セラミアムの帰りに、はなみずき通駅で降りて食事をしました。コーンスープとグラクロです。
セラミアムの愛称で親しまれる愛知県陶磁美術館で、特別展「平安のやきもの—その姿、うつろいゆく」が今日まででした。奈良時代とそれ以前を踏まえたうえで、緑釉と灰釉という二つの技法を軸に据え、約400年間続いた平安時代のやきものを、中国との関わりも示しつつ猿投窯を中心に通覧し、最後は武家政権である鎌倉時代まで接続するという、たいへん見ごたえのある展示でした。
猿投窯とは、現在の堺市や和泉市に跨って栄えた陶邑窯と並ぶ、古代やきもの史の雄です。尾張東部や三河地方でしばしば霊峰とされる山に、猿投山という山があります。猿投窯が指すのは、たんに猿投山の麓なのではなく、その猿投山を仰ぎ見ることのできるかなりの広範囲になります。後代の美濃、瀬戸、常滑といった中部地方のやきもの産地は、この猿投窯に端を発しているといっても過言ではありません。
陶邑窯は大和朝廷のもとで開窯し、時代の最先端を走り続けますが、燃料である薪の枯渇や、飛鳥から藤原京、平城京、長岡京、そして平安京と主要な消費先である都が遠のくにつれて衰退していきます。それに対して、地方窯として開窯した猿投窯は、8世紀後半から生産が急増し、9世紀には日本一のやきもの産地に開花します。その消費先は都に留まらず、今回の展示でも各地からの出土を見ることができました。
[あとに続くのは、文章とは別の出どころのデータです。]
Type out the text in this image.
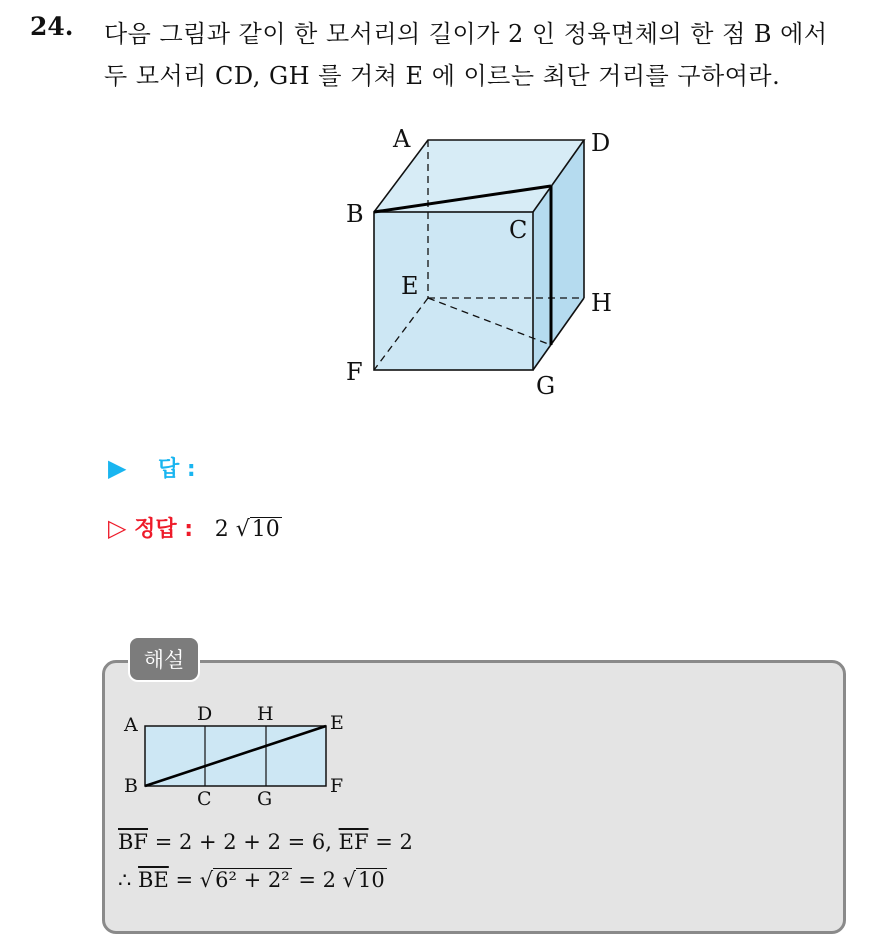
24. 다음 그림과 같이 한 모서리의 길이가 2 인 정육면체의 한 점 B 에서
두 모서리 CD, GH 를 거쳐 E 에 이르는 최단 거리를 구하여라.
A	D
B
C
E
H
F	G
▶ 답 :
▷ 정답 : 2 √10
해설
A	D H	E
B
C G
F
$\overline{BF} = 2 + 2 + 2 = 6$, $\overline{EF} = 2$
∴ $\overline{BE} = √6^2 + 2^2 = 2$ √10
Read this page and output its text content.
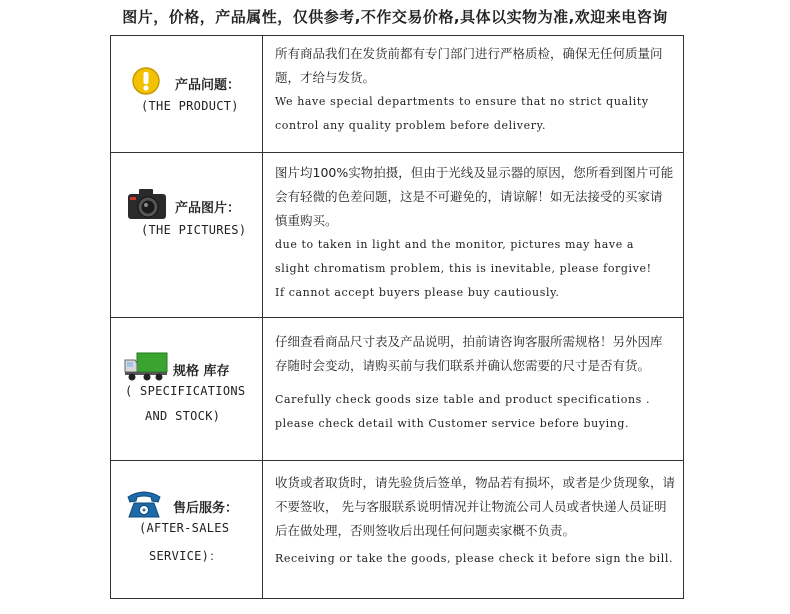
图片，价格，产品属性，仅供参考,不作交易价格,具体以实物为准,欢迎来电咨询
产品问题：
(THE PRODUCT)
所有商品我们在发货前都有专门部门进行严格质检，确保无任何质量问
题，才给与发货。
We have special departments to ensure that no strict quality
control any quality problem before delivery.
产品图片：
(THE PICTURES)
图片均100%实物拍摄，但由于光线及显示器的原因，您所看到图片可能
会有轻微的色差问题，这是不可避免的，请谅解！如无法接受的买家请
慎重购买。
due to taken in light and the monitor, pictures may have a
slight chromatism problem, this is inevitable, please forgive!
If cannot accept buyers please buy cautiously.
规格 库存
( SPECIFICATIONS
AND STOCK)
仔细查看商品尺寸表及产品说明，拍前请咨询客服所需规格！另外因库
存随时会变动，请购买前与我们联系并确认您需要的尺寸是否有货。
Carefully check goods size table and product specifications .
please check detail with Customer service before buying.
售后服务：
(AFTER-SALES
SERVICE)：
收货或者取货时，请先验货后签单，物品若有损坏，或者是少货现象，请
不要签收， 先与客服联系说明情况并让物流公司人员或者快递人员证明
后在做处理，否则签收后出现任何问题卖家概不负责。
Receiving or take the goods, please check it before sign the bill.
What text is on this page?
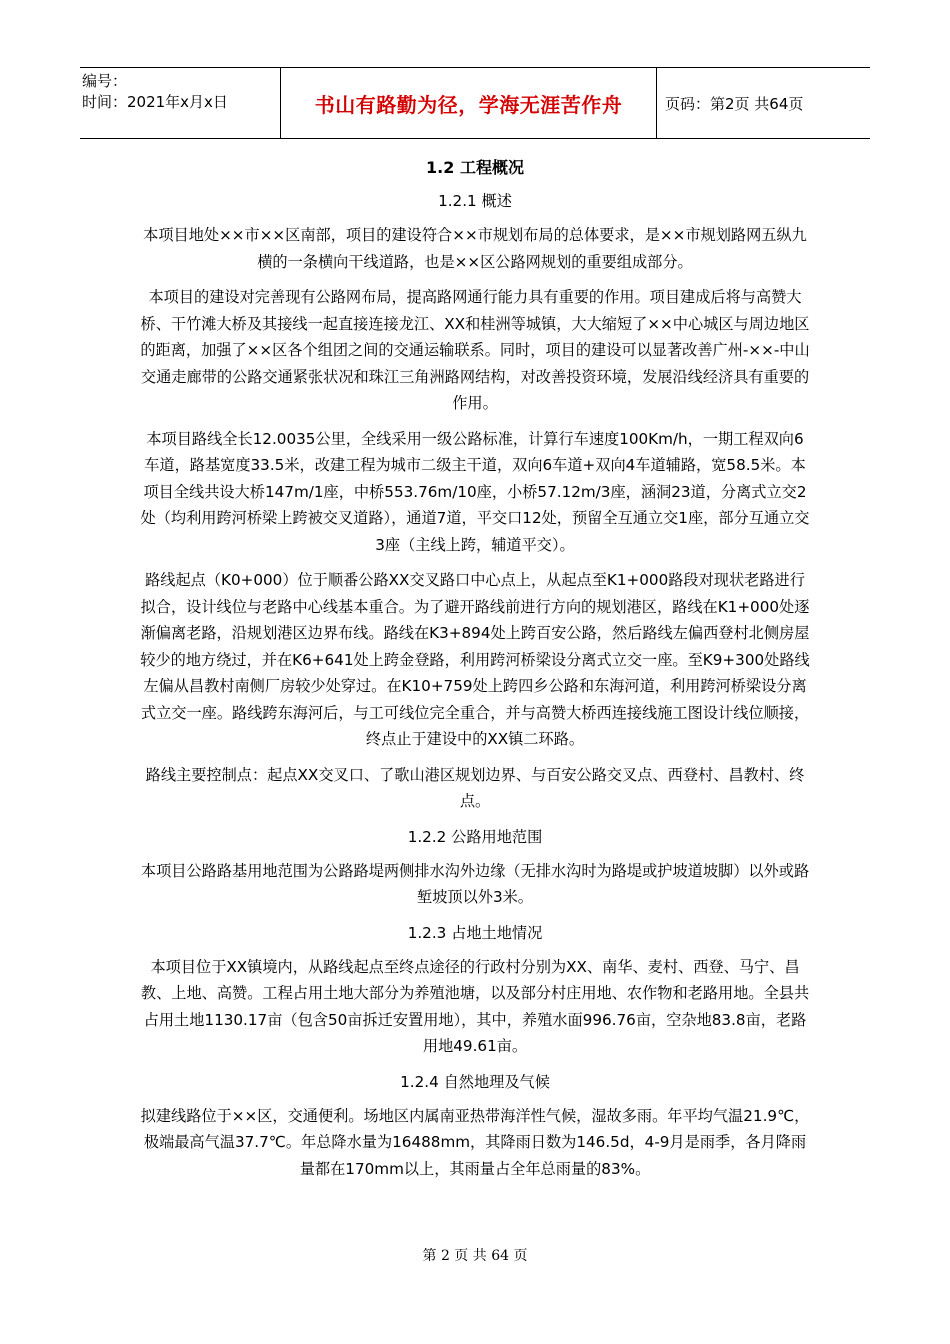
编号：
时间：2021年x月x日	书山有路勤为径，学海无涯苦作舟	页码：第2页 共64页
1.2 工程概况
1.2.1 概述

本项目地处××市××区南部，项目的建设符合××市规划布局的总体要求，是××市规划路网五纵九横的一条横向干线道路，也是××区公路网规划的重要组成部分。

本项目的建设对完善现有公路网布局，提高路网通行能力具有重要的作用。项目建成后将与高赞大桥、干竹滩大桥及其接线一起直接连接龙江、XX和桂洲等城镇，大大缩短了××中心城区与周边地区的距离，加强了××区各个组团之间的交通运输联系。同时，项目的建设可以显著改善广州-××-中山交通走廊带的公路交通紧张状况和珠江三角洲路网结构，对改善投资环境，发展沿线经济具有重要的作用。

本项目路线全长12.0035公里，全线采用一级公路标准，计算行车速度100Km/h，一期工程双向6车道，路基宽度33.5米，改建工程为城市二级主干道，双向6车道+双向4车道辅路，宽58.5米。本项目全线共设大桥147m/1座，中桥553.76m/10座，小桥57.12m/3座，涵洞23道，分离式立交2处（均利用跨河桥梁上跨被交叉道路），通道7道，平交口12处，预留全互通立交1座，部分互通立交3座（主线上跨，辅道平交）。

路线起点（K0+000）位于顺番公路XX交叉路口中心点上，从起点至K1+000路段对现状老路进行拟合，设计线位与老路中心线基本重合。为了避开路线前进行方向的规划港区，路线在K1+000处逐渐偏离老路，沿规划港区边界布线。路线在K3+894处上跨百安公路，然后路线左偏西登村北侧房屋较少的地方绕过，并在K6+641处上跨金登路，利用跨河桥梁设分离式立交一座。至K9+300处路线左偏从昌教村南侧厂房较少处穿过。在K10+759处上跨四乡公路和东海河道，利用跨河桥梁设分离式立交一座。路线跨东海河后，与工可线位完全重合，并与高赞大桥西连接线施工图设计线位顺接，终点止于建设中的XX镇二环路。

路线主要控制点：起点XX交叉口、了歌山港区规划边界、与百安公路交叉点、西登村、昌教村、终点。

1.2.2 公路用地范围

本项目公路路基用地范围为公路路堤两侧排水沟外边缘（无排水沟时为路堤或护坡道坡脚）以外或路堑坡顶以外3米。

1.2.3 占地土地情况

本项目位于XX镇境内，从路线起点至终点途径的行政村分别为XX、南华、麦村、西登、马宁、昌教、上地、高赞。工程占用土地大部分为养殖池塘，以及部分村庄用地、农作物和老路用地。全县共占用土地1130.17亩（包含50亩拆迁安置用地），其中，养殖水面996.76亩，空杂地83.8亩，老路用地49.61亩。

1.2.4 自然地理及气候

拟建线路位于××区，交通便利。场地区内属南亚热带海洋性气候，湿故多雨。年平均气温21.9℃，极端最高气温37.7℃。年总降水量为16488mm，其降雨日数为146.5d，4-9月是雨季，各月降雨量都在170mm以上，其雨量占全年总雨量的83%。

第 2 页 共 64 页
2021年の企画展「陶邑窯—猿投窯の前に立ちはだかった巨大な壁」でも観て取れたことですが、猿投窯の特徴は、多様な需要や流行の変化に応える柔軟性と、高度な技術力です。とはいえその最良の性格は、一貫して、やや黄色がかった灰色に、涙の滴のように釉薬を滴らせた作品にあります。
平安末期、世の中の混乱と末法思想が広がるにつれ、緑釉も灰釉も姿を消しかけ、展示はずいぶんと様変わりします。そんな中で、渥美半島の先の方、一地方窯である渥美窯の灰釉壺が単独で展示され、この感覚のたしかな継受を示しているのが印象的でした。
いずれにしても、愛知県陶磁美術館は、セラミックパークMINO(多治見市)、瀬戸蔵ミュージアム(瀬戸市)、とこなめ陶の森(常滑市)、そして滋賀県立陶芸の森(甲賀市)といった有名施設と並ぶ、中部・近畿地方では有数の美術館であることは間違いありません。ちなみに本館と南館の設計は、国宝犬山城で有名な犬山市の博物館明治村の創設にも携わった、建築家の谷口吉郎です。芝生と木立の丘や桜のプロムナードを楽しみたい方は、ぜひ南館まで回られてください。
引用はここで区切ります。